1/ I hugely respect East Asia's achievement in lifting people from poverty. There is a lot to learn from the experience of Japan, South Korea, Taiwan and later China.

In this thread, I will outline what I respectfully disagree about the East Asian model (respectfully stressed!)
2/ I will use Japan as my example because it is the quintessential East Asian success story. South Korea, Taiwan and later China were all influenced heavily by Japan's development experience.

I have been a student of Japanese industry/society for 25 years, starting in 1995.
3/ As post world war 2 Japan became an export powerhouse, Japanese industry acquired sophisticated technological capabilities. To this day, there are many critical industries (smart phone camera sensors would be one example) where Japanese companies rule the world.
4/ When Japan went from poverty to be a leading industrial power, they let export surpluses pile up.

Why is that a problem? Isn't too much of a good thing a better thing?

Such massive export surpluses have two issues, a) financial and b) real economy.

Financial first.
5/ Financially, export surpluses become "reserve assets" at the central bank, as exporters exhange their (primarily) dollar earnings for domestic currency.

Such swelling reserves at the central bank, through the money (credit!) multiplier effect, create a domestic credit boom.
6/ The result is that Japanese domestic bank assets (and liabilities!) become swollen and they became the largest banks by assets in the world by 1990 (Chinese major banks occupy that role today, through the same mechanism).

The massive credit boom distorts the domestic economy.
7/ The Japanese domestic credit boom (swollen reserves from export surpluses, multiplied 10x) resulted in a massive real estate bubble in the late 1980s, so big that it was said the Imperial Palace grounds in Tokyo was worth more than the entire land in the state of California!
8/ Japanese companies realized that real estate speculation and financial engineering (known as zaitech) were more profitable than their main line of business. That was the setting for the Japanese bust in the 1990s.

Japan has still not recovered fully from that bust!
9/ Now the real economy effect of piling up export surpluses. Japan then (and broader East Asia now) developed what I call "over-employment" - my term for an obsessive focus on putting everyone to work.

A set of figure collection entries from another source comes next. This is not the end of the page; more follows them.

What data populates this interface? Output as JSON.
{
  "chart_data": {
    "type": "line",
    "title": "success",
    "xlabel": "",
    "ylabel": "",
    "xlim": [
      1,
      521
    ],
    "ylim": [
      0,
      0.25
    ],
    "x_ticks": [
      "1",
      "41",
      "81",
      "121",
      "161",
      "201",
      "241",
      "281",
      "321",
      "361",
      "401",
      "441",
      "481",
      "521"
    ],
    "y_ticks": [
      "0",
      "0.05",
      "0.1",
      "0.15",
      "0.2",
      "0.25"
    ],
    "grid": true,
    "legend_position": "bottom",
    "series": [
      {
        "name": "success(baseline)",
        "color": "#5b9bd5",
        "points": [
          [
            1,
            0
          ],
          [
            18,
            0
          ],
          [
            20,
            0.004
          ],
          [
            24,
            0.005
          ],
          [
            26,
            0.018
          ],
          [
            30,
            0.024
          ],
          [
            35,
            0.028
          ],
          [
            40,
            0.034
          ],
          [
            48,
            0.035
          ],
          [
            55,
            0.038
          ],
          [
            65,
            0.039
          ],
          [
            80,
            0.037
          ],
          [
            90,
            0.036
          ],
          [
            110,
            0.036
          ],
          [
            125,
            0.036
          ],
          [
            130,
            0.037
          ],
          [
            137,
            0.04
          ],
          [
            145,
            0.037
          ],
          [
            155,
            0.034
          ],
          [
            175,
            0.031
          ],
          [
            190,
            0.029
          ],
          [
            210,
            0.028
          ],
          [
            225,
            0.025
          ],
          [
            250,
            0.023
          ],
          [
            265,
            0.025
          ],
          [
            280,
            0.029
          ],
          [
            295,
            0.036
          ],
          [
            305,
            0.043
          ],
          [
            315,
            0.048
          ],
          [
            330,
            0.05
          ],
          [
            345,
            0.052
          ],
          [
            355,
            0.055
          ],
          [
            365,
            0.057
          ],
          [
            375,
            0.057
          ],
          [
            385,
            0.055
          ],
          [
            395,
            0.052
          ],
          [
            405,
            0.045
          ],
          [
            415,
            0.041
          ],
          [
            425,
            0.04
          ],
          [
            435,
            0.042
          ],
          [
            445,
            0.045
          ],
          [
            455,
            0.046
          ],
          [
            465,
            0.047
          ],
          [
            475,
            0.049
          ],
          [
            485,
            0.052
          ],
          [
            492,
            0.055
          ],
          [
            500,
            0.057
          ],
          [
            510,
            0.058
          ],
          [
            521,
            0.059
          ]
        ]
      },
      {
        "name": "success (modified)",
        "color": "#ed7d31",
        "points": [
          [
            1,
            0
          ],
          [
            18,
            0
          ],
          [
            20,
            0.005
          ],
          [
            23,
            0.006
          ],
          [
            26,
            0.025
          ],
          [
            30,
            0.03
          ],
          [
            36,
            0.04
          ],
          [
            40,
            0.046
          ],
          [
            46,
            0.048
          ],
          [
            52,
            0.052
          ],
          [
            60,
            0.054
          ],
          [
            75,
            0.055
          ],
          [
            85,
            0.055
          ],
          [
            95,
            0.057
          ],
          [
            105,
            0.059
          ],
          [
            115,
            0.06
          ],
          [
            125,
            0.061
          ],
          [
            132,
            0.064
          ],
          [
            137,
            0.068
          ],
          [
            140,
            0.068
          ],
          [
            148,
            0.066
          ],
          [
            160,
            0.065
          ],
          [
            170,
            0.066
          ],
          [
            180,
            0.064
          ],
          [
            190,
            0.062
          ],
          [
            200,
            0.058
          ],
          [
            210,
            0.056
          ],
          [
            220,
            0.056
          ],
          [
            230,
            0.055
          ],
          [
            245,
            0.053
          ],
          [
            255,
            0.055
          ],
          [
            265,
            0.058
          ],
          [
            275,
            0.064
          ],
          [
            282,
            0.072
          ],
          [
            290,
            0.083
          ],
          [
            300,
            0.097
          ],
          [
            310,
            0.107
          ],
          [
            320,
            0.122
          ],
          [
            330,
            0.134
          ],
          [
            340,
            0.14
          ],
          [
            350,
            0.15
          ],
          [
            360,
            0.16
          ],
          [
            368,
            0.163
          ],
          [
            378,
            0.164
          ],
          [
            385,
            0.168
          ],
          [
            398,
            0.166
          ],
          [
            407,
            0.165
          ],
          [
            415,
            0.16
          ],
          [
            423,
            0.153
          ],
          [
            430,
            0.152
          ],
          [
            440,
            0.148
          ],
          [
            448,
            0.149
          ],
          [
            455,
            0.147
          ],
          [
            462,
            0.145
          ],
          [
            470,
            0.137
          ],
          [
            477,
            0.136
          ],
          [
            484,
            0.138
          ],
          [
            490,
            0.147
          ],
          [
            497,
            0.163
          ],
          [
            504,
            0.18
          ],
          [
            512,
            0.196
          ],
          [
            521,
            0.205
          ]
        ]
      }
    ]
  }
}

The trouble is no one has any time for kids and that destroys demographics.
10/ Japanese invented the concept of "karoshi" (death due the overwork) and South Koreans work even harder. Recently Jack Ma of Alibaba exhorted the Chinese to work even harder, export more!

That leaves no time for kids. South Korea now has the lowest birthrate in the world.
11/ That's the real economic consequence of piling up export surpluses, leading to "over-employment" and overwork.

East Asia has worked hard to deliver fine products for the rest of the world, piling up paper claims on the rest of the world, with no kids to enjoy that wealth.
12/ Japan has a lot of old people that die alone, a tragedy. Those massive export surpluses aren't worth it.

That brings up the notion of balance, the foundation of spiritual economics.

India must produce more and export enough to balance trade, but no point being obsessive
13/ India must keep that balance - we want growth and material prosperity, but it cannot become an obsession where we overwork people and don't have a holistic enjoyment of life.

East Asia, I am afraid, has gone too far and works it's people too hard. India should not.
14/ In concrete terms, we must end the economists' obsession with labour force participation - all work doesn't have to be "GDP creating work" or worse "export surplus piling up work".

At a company level, I ended the culture of extreme work hours in our Japan office years ago.
15/ I am happy to say that after hearing my lectures on this culture of overwork (and alcohol!), many of our young Japanese employees chose to get married and have had children. It has been a happier company in Japan since and without such an emphasis on alcohol to be happy.